Скимн с пересохшим горлом следил за всадником на белом коне, так же как Орик, не спускал глаз с другого, в золоченых доспехах. Отцы трепетали за жизнь своих сыновей. Их беспокойство стало нарастать, когда началось перестроение конницы. Полифем отделил первых три ряда воинов и с ними ударил навстречу агарам, рассчитывая задержать их, пока остальные въедут в ворота.
Крики на стенах усилились. Произошла короткая, но жаркая схватка. Молодые греки рубились с ожесточением. От вражеских ударов их спасали панцири и шлемы, которых не было у агаров. Это и здесь решило судьбу сражения в пользу херсонесцев.
Полифем сшибся с Бораком. Агар ударил грека топором по шлему. Гиппарх на мгновение потерял ясность сознания. Конь понес его в сторону, откуда уже показались разрозненные группы царской конницы. Теофил догнал Полифема и схватил его коня за повод. Они скакали рядом, стремясь к воротам. Но Борак снова налетел на них. Щит Теофила разлетелся вдребезги от удара агарского топора.
Обезумевшие кони несли всех троих прямо к воротам. Еще удар – и Теофил свалился в грязь с разрубленной головой. Его конь жалобно заржал и побежал вдоль стены. Полифем чувствовал слабость и не мог отразить страшные удары Борака.
– Крепись, Полифем! – кричали со стены.
Ворота открылись с надсадным ржавым скрипом. Гекатей с друзьями ворвались в город. За ними на всем скаку влетела лошадь Полифема. Всадник еле держался за гриву, свесившись головою ниже седла. Вместо лица у него было видно сплошное красное пятно, из которого хлестала кровь.
Разделавшись с двумя противниками, Борак повернул коня под самой стеной в момент, когда ворота успели закрыться.
Но мстители наверху не дремали. В смелого витязя посыпались стрелы. Нагнувшись к шее коня, агар помчался прочь, но не успел отъехать далеко. До десятка стрел вошло ему в спину. «Эх, забыл надеть панцирь!» – подумал князь и стал валиться с седла. Его подхватили свои, он был еще жив, пока его несли к шатру, и умер, не успев сказать последнего слова своим соплеменникам.
Фарзой, узнав о несчастье, поспешил в агарский лагерь, но застал уже мертвым своего нового друга.

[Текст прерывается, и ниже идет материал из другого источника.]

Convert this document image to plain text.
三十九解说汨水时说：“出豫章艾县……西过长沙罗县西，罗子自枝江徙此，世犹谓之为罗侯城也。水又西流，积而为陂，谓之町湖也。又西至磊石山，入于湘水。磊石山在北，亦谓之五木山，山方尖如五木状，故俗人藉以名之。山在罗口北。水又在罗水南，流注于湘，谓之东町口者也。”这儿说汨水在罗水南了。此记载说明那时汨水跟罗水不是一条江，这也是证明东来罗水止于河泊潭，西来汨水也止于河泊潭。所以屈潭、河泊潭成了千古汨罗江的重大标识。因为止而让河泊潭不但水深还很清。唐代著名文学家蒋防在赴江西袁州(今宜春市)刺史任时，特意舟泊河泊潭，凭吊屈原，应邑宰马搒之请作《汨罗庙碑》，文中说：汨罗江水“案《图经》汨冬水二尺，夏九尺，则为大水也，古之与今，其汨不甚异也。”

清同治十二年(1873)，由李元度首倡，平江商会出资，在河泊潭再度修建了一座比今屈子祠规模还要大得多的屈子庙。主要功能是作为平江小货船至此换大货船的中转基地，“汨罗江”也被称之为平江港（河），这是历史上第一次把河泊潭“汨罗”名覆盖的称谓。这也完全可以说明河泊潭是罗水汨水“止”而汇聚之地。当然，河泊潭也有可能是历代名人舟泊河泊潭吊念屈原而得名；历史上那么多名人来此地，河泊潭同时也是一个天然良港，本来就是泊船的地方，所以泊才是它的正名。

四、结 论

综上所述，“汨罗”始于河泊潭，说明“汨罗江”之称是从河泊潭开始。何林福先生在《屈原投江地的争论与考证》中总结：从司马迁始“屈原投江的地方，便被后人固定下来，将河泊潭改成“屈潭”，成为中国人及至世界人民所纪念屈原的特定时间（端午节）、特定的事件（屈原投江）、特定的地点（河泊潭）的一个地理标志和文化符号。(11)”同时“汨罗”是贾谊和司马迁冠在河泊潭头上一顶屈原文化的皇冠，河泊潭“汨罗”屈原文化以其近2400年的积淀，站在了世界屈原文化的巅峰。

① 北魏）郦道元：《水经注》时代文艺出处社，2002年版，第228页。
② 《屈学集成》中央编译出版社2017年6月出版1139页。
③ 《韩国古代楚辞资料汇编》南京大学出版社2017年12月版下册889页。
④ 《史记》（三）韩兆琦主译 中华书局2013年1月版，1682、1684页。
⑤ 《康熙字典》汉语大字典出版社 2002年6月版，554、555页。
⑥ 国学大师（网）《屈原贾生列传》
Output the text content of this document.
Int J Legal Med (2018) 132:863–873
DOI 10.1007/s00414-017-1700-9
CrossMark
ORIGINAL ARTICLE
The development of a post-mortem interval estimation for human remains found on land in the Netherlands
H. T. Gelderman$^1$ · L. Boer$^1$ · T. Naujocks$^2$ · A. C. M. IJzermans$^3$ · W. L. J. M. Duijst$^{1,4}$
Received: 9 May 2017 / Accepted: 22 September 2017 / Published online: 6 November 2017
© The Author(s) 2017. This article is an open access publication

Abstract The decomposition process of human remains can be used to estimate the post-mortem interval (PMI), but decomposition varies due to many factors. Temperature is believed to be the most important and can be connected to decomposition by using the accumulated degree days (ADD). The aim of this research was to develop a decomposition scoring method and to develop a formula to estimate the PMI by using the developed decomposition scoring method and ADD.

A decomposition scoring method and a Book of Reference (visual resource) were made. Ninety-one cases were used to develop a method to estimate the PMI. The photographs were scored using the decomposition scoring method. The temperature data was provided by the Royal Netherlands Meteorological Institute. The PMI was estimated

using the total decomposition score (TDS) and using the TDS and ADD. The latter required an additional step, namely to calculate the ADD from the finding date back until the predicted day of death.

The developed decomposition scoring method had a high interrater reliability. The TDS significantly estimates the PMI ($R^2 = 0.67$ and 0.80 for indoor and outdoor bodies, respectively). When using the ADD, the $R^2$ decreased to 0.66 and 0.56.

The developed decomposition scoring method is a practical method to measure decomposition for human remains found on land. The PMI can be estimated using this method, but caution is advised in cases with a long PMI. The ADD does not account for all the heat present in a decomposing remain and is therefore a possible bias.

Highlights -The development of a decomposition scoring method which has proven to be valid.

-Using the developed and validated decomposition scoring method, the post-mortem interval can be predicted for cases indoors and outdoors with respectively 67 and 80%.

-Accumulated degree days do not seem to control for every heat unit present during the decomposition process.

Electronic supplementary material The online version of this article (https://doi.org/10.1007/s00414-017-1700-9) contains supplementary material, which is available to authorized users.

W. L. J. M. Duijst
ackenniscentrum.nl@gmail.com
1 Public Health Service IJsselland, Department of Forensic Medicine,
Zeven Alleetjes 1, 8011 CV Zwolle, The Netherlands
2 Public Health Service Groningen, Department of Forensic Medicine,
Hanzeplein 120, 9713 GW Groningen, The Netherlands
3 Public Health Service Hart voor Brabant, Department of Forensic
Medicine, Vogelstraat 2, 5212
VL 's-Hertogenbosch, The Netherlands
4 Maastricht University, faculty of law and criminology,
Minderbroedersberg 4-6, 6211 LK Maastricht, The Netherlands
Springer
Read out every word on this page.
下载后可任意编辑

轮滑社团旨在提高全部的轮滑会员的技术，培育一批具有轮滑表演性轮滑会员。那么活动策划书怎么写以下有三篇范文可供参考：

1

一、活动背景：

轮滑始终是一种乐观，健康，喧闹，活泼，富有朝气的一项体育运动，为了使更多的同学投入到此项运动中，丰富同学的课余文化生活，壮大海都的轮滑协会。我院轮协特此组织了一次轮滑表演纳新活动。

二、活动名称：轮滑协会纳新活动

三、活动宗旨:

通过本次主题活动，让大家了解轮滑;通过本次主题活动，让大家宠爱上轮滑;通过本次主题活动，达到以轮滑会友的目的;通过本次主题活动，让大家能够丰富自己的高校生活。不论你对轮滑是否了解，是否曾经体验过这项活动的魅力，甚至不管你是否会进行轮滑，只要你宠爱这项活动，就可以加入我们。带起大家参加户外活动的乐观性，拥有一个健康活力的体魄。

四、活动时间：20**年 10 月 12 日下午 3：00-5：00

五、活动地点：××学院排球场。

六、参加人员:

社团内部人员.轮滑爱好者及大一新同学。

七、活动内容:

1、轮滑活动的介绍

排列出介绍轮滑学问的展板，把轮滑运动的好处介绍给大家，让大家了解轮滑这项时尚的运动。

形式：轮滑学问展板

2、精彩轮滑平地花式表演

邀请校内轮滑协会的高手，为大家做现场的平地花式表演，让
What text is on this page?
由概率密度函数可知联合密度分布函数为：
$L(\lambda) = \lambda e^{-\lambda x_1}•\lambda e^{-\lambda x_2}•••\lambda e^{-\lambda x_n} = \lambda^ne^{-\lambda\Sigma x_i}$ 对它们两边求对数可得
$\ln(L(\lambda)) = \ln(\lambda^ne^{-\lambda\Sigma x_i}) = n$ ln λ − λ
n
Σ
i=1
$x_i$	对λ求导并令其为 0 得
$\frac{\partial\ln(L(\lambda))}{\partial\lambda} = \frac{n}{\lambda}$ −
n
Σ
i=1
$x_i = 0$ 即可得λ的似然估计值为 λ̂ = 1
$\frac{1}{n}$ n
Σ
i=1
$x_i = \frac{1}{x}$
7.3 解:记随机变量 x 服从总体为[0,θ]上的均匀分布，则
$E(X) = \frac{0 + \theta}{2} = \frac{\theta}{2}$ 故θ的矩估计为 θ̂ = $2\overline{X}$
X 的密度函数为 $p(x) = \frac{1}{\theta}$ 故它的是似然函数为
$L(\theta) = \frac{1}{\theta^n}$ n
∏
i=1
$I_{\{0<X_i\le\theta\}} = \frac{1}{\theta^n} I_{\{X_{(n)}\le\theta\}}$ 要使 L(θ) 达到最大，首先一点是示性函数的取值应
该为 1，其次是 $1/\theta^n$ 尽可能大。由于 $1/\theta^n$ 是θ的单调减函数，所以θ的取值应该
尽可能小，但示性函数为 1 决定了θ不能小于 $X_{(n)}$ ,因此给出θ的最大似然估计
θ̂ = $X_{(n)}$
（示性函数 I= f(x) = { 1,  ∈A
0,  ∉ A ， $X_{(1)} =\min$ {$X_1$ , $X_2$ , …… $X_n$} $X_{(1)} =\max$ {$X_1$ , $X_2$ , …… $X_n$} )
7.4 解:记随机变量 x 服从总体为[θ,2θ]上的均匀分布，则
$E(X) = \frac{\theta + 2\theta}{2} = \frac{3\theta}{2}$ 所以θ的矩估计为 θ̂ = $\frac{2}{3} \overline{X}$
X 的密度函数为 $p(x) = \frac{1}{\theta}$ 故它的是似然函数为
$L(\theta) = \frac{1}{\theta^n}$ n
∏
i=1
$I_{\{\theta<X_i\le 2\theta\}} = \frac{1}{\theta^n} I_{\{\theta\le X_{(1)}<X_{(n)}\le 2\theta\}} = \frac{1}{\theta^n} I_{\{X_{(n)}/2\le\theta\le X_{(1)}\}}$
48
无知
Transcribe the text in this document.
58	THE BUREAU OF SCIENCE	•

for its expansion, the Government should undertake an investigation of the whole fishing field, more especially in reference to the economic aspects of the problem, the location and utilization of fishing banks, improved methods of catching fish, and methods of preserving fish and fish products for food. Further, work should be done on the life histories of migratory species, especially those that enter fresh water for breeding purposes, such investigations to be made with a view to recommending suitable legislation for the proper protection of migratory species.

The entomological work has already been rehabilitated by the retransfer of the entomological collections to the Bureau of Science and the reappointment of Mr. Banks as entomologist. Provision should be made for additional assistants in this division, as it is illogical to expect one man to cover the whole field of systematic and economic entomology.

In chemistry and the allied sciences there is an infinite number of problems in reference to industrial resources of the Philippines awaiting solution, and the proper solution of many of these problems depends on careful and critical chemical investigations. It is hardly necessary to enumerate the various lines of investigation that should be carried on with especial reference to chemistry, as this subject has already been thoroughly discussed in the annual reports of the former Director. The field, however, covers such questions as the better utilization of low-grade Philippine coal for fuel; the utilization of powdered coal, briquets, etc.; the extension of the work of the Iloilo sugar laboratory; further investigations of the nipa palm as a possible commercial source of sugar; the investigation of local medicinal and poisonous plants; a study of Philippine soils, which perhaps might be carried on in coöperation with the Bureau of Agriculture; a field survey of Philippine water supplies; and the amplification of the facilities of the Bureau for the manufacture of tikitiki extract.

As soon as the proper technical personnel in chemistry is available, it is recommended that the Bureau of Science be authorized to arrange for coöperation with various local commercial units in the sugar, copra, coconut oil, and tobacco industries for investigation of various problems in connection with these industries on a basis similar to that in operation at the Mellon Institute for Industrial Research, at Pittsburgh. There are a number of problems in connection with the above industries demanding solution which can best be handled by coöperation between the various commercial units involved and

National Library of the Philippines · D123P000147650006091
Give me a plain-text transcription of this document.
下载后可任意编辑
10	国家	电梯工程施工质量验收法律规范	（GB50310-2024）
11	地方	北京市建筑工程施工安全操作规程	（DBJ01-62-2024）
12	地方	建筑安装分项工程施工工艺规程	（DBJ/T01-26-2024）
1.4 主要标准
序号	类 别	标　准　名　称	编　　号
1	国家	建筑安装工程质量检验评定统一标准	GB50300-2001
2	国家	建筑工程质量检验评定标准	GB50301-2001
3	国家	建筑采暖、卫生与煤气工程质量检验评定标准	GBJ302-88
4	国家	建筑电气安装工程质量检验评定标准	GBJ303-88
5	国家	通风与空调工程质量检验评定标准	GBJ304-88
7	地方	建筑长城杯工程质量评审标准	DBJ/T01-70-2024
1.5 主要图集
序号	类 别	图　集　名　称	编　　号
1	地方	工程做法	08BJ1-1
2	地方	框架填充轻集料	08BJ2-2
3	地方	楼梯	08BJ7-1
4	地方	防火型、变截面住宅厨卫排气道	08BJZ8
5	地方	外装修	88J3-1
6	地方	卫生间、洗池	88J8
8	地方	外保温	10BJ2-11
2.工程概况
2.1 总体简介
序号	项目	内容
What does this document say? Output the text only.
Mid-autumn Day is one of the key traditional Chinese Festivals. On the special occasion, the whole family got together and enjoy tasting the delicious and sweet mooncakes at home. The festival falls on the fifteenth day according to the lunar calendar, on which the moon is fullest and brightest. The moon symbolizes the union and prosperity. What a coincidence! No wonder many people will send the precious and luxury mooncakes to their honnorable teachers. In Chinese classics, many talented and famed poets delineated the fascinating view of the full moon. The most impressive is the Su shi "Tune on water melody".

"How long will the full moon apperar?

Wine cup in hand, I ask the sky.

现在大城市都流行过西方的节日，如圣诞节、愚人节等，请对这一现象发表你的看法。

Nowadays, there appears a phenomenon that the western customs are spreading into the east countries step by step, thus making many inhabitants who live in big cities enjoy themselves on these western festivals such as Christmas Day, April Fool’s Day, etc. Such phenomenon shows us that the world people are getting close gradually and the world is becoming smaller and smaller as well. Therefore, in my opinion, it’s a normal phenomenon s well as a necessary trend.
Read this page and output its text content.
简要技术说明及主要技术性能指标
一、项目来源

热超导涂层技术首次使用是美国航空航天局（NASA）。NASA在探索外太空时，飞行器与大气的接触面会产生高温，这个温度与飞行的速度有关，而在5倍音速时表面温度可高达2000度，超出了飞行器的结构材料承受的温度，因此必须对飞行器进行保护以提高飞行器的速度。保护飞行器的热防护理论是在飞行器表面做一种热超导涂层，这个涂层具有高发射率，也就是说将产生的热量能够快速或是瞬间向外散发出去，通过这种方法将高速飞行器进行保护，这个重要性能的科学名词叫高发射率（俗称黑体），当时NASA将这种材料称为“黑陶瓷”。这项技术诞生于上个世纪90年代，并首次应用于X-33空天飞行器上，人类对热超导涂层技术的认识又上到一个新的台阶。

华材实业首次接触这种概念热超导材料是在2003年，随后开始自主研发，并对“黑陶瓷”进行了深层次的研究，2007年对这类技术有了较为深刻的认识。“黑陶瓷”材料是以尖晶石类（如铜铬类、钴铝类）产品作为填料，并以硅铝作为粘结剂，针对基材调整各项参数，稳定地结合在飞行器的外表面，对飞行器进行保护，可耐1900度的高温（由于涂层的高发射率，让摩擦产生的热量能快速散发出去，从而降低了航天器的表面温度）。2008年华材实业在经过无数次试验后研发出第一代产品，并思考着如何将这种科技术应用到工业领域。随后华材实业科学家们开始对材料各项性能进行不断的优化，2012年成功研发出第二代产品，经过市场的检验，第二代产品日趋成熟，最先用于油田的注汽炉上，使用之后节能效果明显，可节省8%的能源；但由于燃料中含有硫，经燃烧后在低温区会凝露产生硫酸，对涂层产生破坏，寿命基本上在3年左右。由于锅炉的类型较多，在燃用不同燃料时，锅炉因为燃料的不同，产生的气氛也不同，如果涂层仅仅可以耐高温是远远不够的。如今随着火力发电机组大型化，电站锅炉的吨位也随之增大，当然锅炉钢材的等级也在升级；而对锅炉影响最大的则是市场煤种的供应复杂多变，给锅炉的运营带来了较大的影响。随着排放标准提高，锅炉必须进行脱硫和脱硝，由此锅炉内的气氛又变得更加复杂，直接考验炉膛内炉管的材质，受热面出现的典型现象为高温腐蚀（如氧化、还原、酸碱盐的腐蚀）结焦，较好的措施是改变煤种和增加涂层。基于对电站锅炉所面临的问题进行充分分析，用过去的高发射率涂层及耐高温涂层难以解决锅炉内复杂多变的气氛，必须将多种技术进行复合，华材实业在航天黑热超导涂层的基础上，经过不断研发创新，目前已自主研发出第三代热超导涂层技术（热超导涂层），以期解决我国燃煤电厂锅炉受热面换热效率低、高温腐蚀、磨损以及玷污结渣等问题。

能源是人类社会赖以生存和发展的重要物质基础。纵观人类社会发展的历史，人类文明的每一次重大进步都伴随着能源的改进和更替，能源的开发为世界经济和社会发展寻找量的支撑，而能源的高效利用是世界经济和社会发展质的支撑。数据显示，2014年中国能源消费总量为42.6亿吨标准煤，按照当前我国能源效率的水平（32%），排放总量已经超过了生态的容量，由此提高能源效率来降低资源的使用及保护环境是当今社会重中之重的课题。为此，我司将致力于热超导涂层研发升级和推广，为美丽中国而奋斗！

Тот лежал на разостланном плаще, могучий и красивый даже после смерти.
Можно было подумать, что он уснул. Воины плакали и в ярости грозили грекам оружием.
После вылазки работы по сооружению вала приостановились. Причиной этому явился не страх перед херсонесской конницей, но неумение большинства скифов долго и сосредоточенно работать. Греческая вылазка дала повод для роптания и отказа от дальнейших работ.
– Разве можно насыпать такую гору – вровень со стенами?..
– Мы пришли сюда не землю копать, а воевать!.. Вот занялись не тем, чем надо, и получили от греков оплеуху!.. Воинов нужно держать под копьем, а не с лопатой в руках!
Царские дружинники, привыкшие к безделью, роптали более других. Они отошли к своим шатрам, стряхивали пыль с одежды и на чем свет стоит кляли Пифодора, подавшего царю недобрую мысль о создании вала.
– Не пойдем больше рыть землю! Мы не кроты и не поденщики!
Напрасно Раданфир кричал на них, велел даже схватить нескольких и привести к царю.
Дюжие воины, обезоруженные, со связанными за спиною руками, предстали перед царем.
– Почему вы оставили работу? – спросил Палак, хмурясь. – Или испугались эллинских малолеток, что наскочили на вас верхами?
– Великий государь, – бесстрашно отвечали воины, – твое дело казнить нас или миловать!.. Но выслушай нас сначала!
– Говорите, да поскорее!
– Работать все войско отказалось!.. А некоторые князья совсем своих людей на работы не выводили!.. Спроси – кто видел людей князя Гориопифа на земляной работе?.. Никто не видел!.. Роксоланы уехали села грабить! А мы об камни мечи погнули! Чем теперь воевать? И дела не сделали и оружие погубили! Вели нам на стены лезть – полезем, хоть и с погнутыми мечами!.. Но мы не землекопы!.. У греков на то рабы есть!..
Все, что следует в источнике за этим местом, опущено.